|

About Cancer Treatments
Monitoring the lymphatic system and especially lymph nodes is a very efficient way of treating many types of cancers, as malignant cells use this network to spread throughout the patient's body. With freehand SPECT, SurgicEye provides a 3-D imaging solution that enables surgeons to localize a sentinel lymph node during operation thanks to a gamma camera and a touch screen. Freehand SPECT provides minimally invasive access to the lymph node as well as a seamless documentation of surgery. SurgicEye's technology currently promises the highest quality of operation outcome: it simply makes the invisible become visible in 3-D.
What is SLNB? / Procedure
Sentinel lymph node biopsy (SNLB) is a method used as a minimally invasive procedure to find the first nodes in the lymphatic system in the drain of the tumor as an indicator for precise tumor staging. The procedure of finding the sentinel lymph node is relying on one or any combination of the following procedures:
- Sentinel node imaging is usually done in the nuclear medicine department a day prior to or a few hours before the operation. A small amount of radioactive material is injected subcutaneously into the breast around the tumor. This material is carried by lymphatic vessels and accumulates in the sentinel nodes, which can be seen on a nuclear medicine scan (scintigram). The scan only shows the location of the sentinel lymph nodes. It does not show if they contain any tumor cells. The presence of tumor will be verified or excluded by a pathologist. This scintigraphy imaging is possible only directly before surgery. The image data has only limited validity during surgery due to deformation of the breast tumor and healthy tissue.

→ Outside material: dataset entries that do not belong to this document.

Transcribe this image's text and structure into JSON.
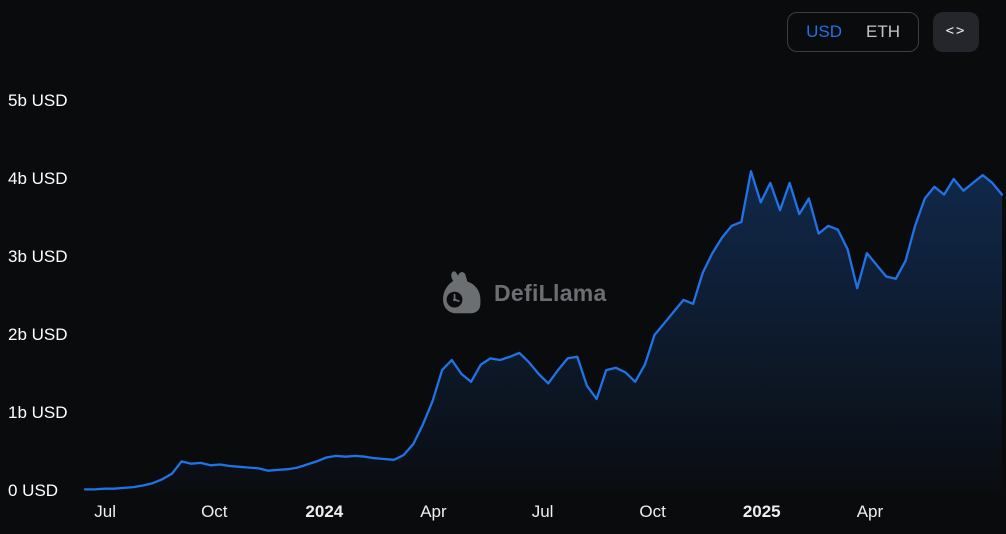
{
  "controls": {
    "currency_toggle": {
      "options": [
        "USD",
        "ETH"
      ],
      "selected": "USD"
    },
    "embed_icon_glyph": "<>"
  },
  "watermark": {
    "text": "DefiLlama"
  },
  "colors": {
    "accent": "#2172e5",
    "background": "#0a0b0d"
  },
  "chart_data": {
    "type": "area",
    "line_color": "#2172e5",
    "grid": false,
    "ylim": [
      0,
      5
    ],
    "y_ticks": [
      {
        "value": 0,
        "label": "0 USD"
      },
      {
        "value": 1,
        "label": "1b USD"
      },
      {
        "value": 2,
        "label": "2b USD"
      },
      {
        "value": 3,
        "label": "3b USD"
      },
      {
        "value": 4,
        "label": "4b USD"
      },
      {
        "value": 5,
        "label": "5b USD"
      }
    ],
    "x_ticks": [
      {
        "label": "Jul",
        "pos": 0.022,
        "bold": false
      },
      {
        "label": "Oct",
        "pos": 0.141,
        "bold": false
      },
      {
        "label": "2024",
        "pos": 0.261,
        "bold": true
      },
      {
        "label": "Apr",
        "pos": 0.38,
        "bold": false
      },
      {
        "label": "Jul",
        "pos": 0.499,
        "bold": false
      },
      {
        "label": "Oct",
        "pos": 0.619,
        "bold": false
      },
      {
        "label": "2025",
        "pos": 0.738,
        "bold": true
      },
      {
        "label": "Apr",
        "pos": 0.856,
        "bold": false
      }
    ],
    "unit": "USD (billions)",
    "values": [
      0.02,
      0.02,
      0.03,
      0.03,
      0.04,
      0.05,
      0.07,
      0.1,
      0.15,
      0.22,
      0.38,
      0.35,
      0.36,
      0.33,
      0.34,
      0.32,
      0.31,
      0.3,
      0.29,
      0.26,
      0.27,
      0.28,
      0.3,
      0.34,
      0.38,
      0.43,
      0.45,
      0.44,
      0.45,
      0.44,
      0.42,
      0.41,
      0.4,
      0.46,
      0.6,
      0.85,
      1.15,
      1.55,
      1.68,
      1.5,
      1.4,
      1.62,
      1.7,
      1.68,
      1.72,
      1.77,
      1.65,
      1.5,
      1.38,
      1.55,
      1.7,
      1.72,
      1.35,
      1.18,
      1.55,
      1.58,
      1.52,
      1.4,
      1.62,
      2.0,
      2.15,
      2.3,
      2.45,
      2.4,
      2.8,
      3.05,
      3.25,
      3.4,
      3.45,
      4.1,
      3.7,
      3.95,
      3.6,
      3.95,
      3.55,
      3.75,
      3.3,
      3.4,
      3.35,
      3.1,
      2.6,
      3.05,
      2.9,
      2.75,
      2.72,
      2.95,
      3.4,
      3.75,
      3.9,
      3.8,
      4.0,
      3.85,
      3.95,
      4.05,
      3.95,
      3.8
    ]
  }
}
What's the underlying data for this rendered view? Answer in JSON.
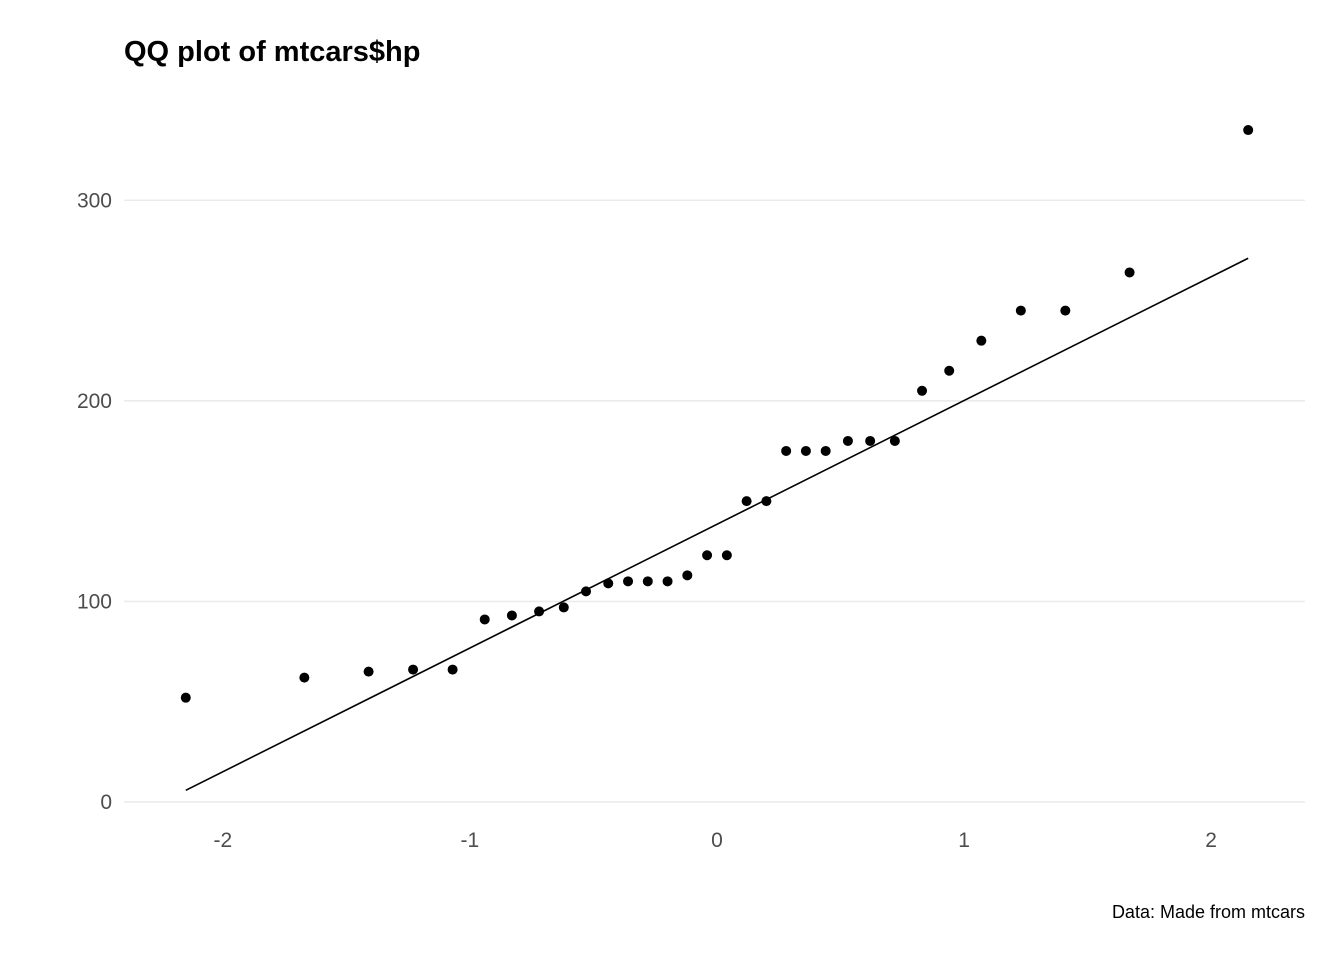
{
  "chart_data": {
    "type": "scatter",
    "title": "QQ plot of mtcars$hp",
    "subtitle": "",
    "xlabel": "",
    "ylabel": "",
    "caption": "Data: Made from mtcars",
    "xlim": [
      -2.4,
      2.38
    ],
    "ylim": [
      -5,
      345
    ],
    "x_ticks": [
      -2,
      -1,
      0,
      1,
      2
    ],
    "x_tick_labels": [
      "-2",
      "-1",
      "0",
      "1",
      "2"
    ],
    "y_ticks": [
      0,
      100,
      200,
      300
    ],
    "y_tick_labels": [
      "0",
      "100",
      "200",
      "300"
    ],
    "grid": "major horizontal",
    "legend": "none",
    "point_color": "#000000",
    "line_color": "#000000",
    "gridline_color": "#ebebeb",
    "series": [
      {
        "x": [
          -2.15,
          -1.67,
          -1.41,
          -1.23,
          -1.07,
          -0.94,
          -0.83,
          -0.72,
          -0.62,
          -0.53,
          -0.44,
          -0.36,
          -0.28,
          -0.2,
          -0.12,
          -0.04,
          0.04,
          0.12,
          0.2,
          0.28,
          0.36,
          0.44,
          0.53,
          0.62,
          0.72,
          0.83,
          0.94,
          1.07,
          1.23,
          1.41,
          1.67,
          2.15
        ],
        "y": [
          52,
          62,
          65,
          66,
          66,
          91,
          93,
          95,
          97,
          105,
          109,
          110,
          110,
          110,
          113,
          123,
          123,
          150,
          150,
          175,
          175,
          175,
          180,
          180,
          180,
          205,
          215,
          230,
          245,
          245,
          264,
          335
        ]
      }
    ],
    "reference_line": {
      "x": [
        -2.15,
        2.15
      ],
      "y": [
        5.8,
        271.1
      ]
    }
  }
}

- Blue dye injection: the material is injected around the tumor in the operating room, directly before the incision. This dye stains the sentinel nodes in a blue color. The blue dye may be visible around the operation scar following surgery. Usually, the color fades only after a few weeks or months.
- Gamma probe detection: a hand-held probe guides the surgeon to radioactive deposits (SLNs). However, handheld probes do not offer direct access to the desired nodes, resulting in longer access paths and operation time. Thus, SLNB is important for both prognosis and therapy and should be performed routinely for patients with certain types of cancers such as breast cancer or Merkel cell carcinoma. In contrast, computed tomographic scans have poor sensitivity in detecting nodal disease as well as poor specificity in detecting distant disease.
Advantages of SurgicEye's declipseSPECT in SLNB
With freehand SPECT, SurgicEye offers 3-D data directly during surgery as well as a minimally invasive access to lymph nodes. This can facilitate smaller scars, less trauma/morbidity, and shorter operation time. Freehand SPECT is a new technology that is currently used in clinics in Europe aiming at combining all available data to ensure an optimal surgery outcome.